My plan for the book is that it will contain probably 12 chapters, with the following tentative titles:

The Life of a Scientist; The Bomb-Test Petition; The Senate Internal Security Subcommittee; My First Hearing - Morning Session; My First Hearing - Afternoon Session; I Go to Court; News Accounts, Editorials, Advertisements; My Second Hearing - Morning Session; My Second Hearing - Afternoon Session; Senator Dodd's Crusade; Misuse of Power by Congressional Committees; Peace, Freedom, and Morality.

The chapters would be about 20 pages each except the two on the first hearing, 35 pages each, and the two on the second hearing, 55 pages each.

I think that it is well worth while to include the complete transcript of the two hearings. Questions may well be asked about what went on in case that anything is left out. I remember that when I read the book "The Lamont Case" by Phillip Wittenberg I was very much interested in the transcript of the hearing itself and in the other records of the case.

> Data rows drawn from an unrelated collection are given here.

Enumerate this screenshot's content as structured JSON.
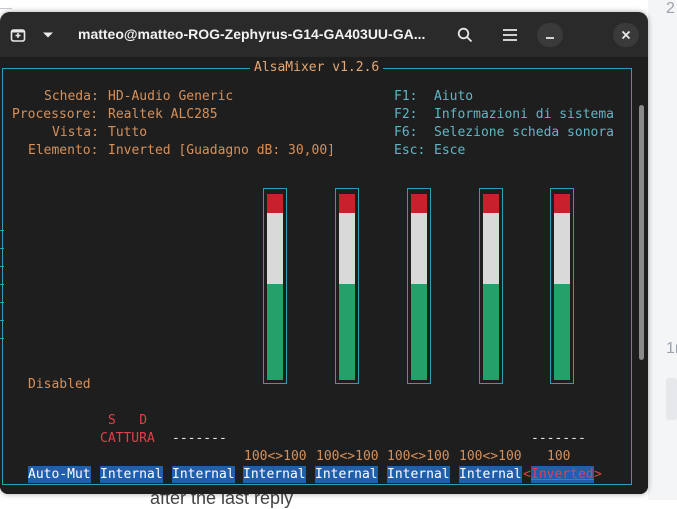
{
  "background": {
    "right_top_text": "2",
    "right_mid_text": "1r",
    "bottom_text": "after the last reply"
  },
  "window": {
    "title": "matteo@matteo-ROG-Zephyrus-G14-GA403UU-GA...",
    "icons": [
      "new-tab-icon",
      "dropdown-icon",
      "search-icon",
      "menu-icon",
      "minimize-icon",
      "close-icon"
    ]
  },
  "mixer": {
    "frame_title": "AlsaMixer v1.2.6",
    "info": [
      {
        "label": "Scheda:",
        "value": "HD-Audio Generic"
      },
      {
        "label": "Processore:",
        "value": "Realtek ALC285"
      },
      {
        "label": "Vista:",
        "value": "Tutto"
      },
      {
        "label": "Elemento:",
        "value": "Inverted [Guadagno dB: 30,00]"
      }
    ],
    "keys": [
      {
        "key": "F1:",
        "action": "Aiuto"
      },
      {
        "key": "F2:",
        "action": "Informazioni di sistema"
      },
      {
        "key": "F6:",
        "action": "Selezione scheda sonora"
      },
      {
        "key": "Esc:",
        "action": "Esce"
      }
    ],
    "disabled_text": "Disabled",
    "capture_sd": "S   D",
    "capture_label": "CATTURA",
    "dashes_1": "-------",
    "dashes_2": "-------",
    "values": [
      "100<>100",
      "100<>100",
      "100<>100",
      "100<>100",
      "100"
    ],
    "meters": [
      {
        "level": 1.0
      },
      {
        "level": 1.0
      },
      {
        "level": 1.0
      },
      {
        "level": 1.0
      },
      {
        "level": 1.0
      }
    ],
    "controls": [
      "Auto-Mut",
      "Internal",
      "Internal",
      "Internal",
      "Internal",
      "Internal",
      "Internal"
    ],
    "selected_control": "Inverted",
    "selected_left": "<",
    "selected_right": ">"
  },
  "colors": {
    "accent_cyan": "#2aa1b3",
    "label_orange": "#d6905a",
    "capture_red": "#e0404a",
    "control_blue": "#1f5fb0",
    "meter_red": "#c8202c",
    "meter_white": "#d9d9d9",
    "meter_green": "#24a06a"
  }
}
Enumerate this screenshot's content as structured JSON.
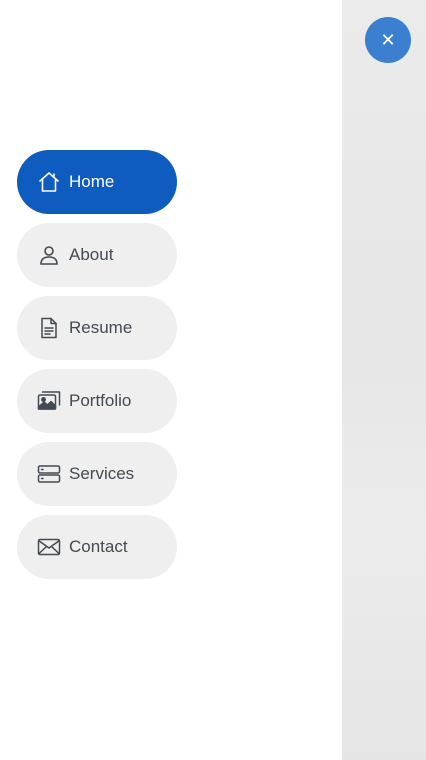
{
  "close_button": {
    "icon": "close-icon",
    "glyph": "✕"
  },
  "nav": {
    "active": "Home",
    "items": [
      {
        "label": "Home",
        "icon": "home-icon"
      },
      {
        "label": "About",
        "icon": "person-icon"
      },
      {
        "label": "Resume",
        "icon": "file-text-icon"
      },
      {
        "label": "Portfolio",
        "icon": "images-icon"
      },
      {
        "label": "Services",
        "icon": "server-icon"
      },
      {
        "label": "Contact",
        "icon": "envelope-icon"
      }
    ]
  },
  "colors": {
    "active_bg": "#0e5cbf",
    "inactive_bg": "#efefef",
    "close_bg": "#3a7fd0",
    "text": "#444a52"
  }
}
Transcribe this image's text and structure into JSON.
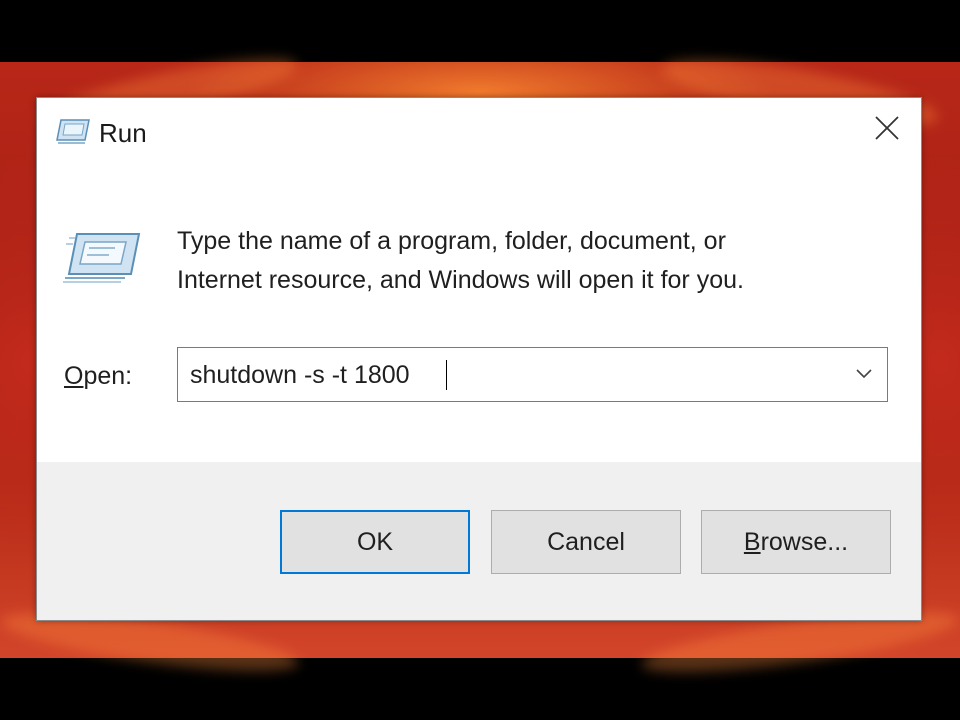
{
  "window": {
    "title": "Run"
  },
  "dialog": {
    "description_line1": "Type the name of a program, folder, document, or",
    "description_line2": "Internet resource, and Windows will open it for you.",
    "open_label_accel": "O",
    "open_label_rest": "pen:",
    "open_value": "shutdown -s -t 1800",
    "open_placeholder": ""
  },
  "buttons": {
    "ok_label": "OK",
    "cancel_label": "Cancel",
    "browse_accel": "B",
    "browse_rest": "rowse..."
  },
  "icons": {
    "title": "run-icon",
    "content": "run-icon",
    "close": "close-icon",
    "dropdown": "chevron-down-icon"
  },
  "colors": {
    "default_button_border": "#0078d7",
    "wallpaper": "#b82718"
  }
}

I propose that the book, aside from the transcript, be written in a rather intimate, personal way. I do not plan to have it be a scholarly study of the peace movement or of the problem of civil rights and their preservation, but rather a candid account of my own developing interest in these fields and my own relations with the Senate Internal Security Subcommittee. I propose in my writing to be restrained, and perhaps even to make use occasionally of understatements.

I think that I could have the manuscript ready for setting up in type by 13 December. It is, I think, important that the book be made as rapidly as possible. What would you feel that a possible publication date would be, if the University of California Press were to accept the book and if the manuscript were available to you by 13 December?

Under separate cover I am sending you a copy of the transcript of my first hearing. The lists of names would, of course, not be included in the book.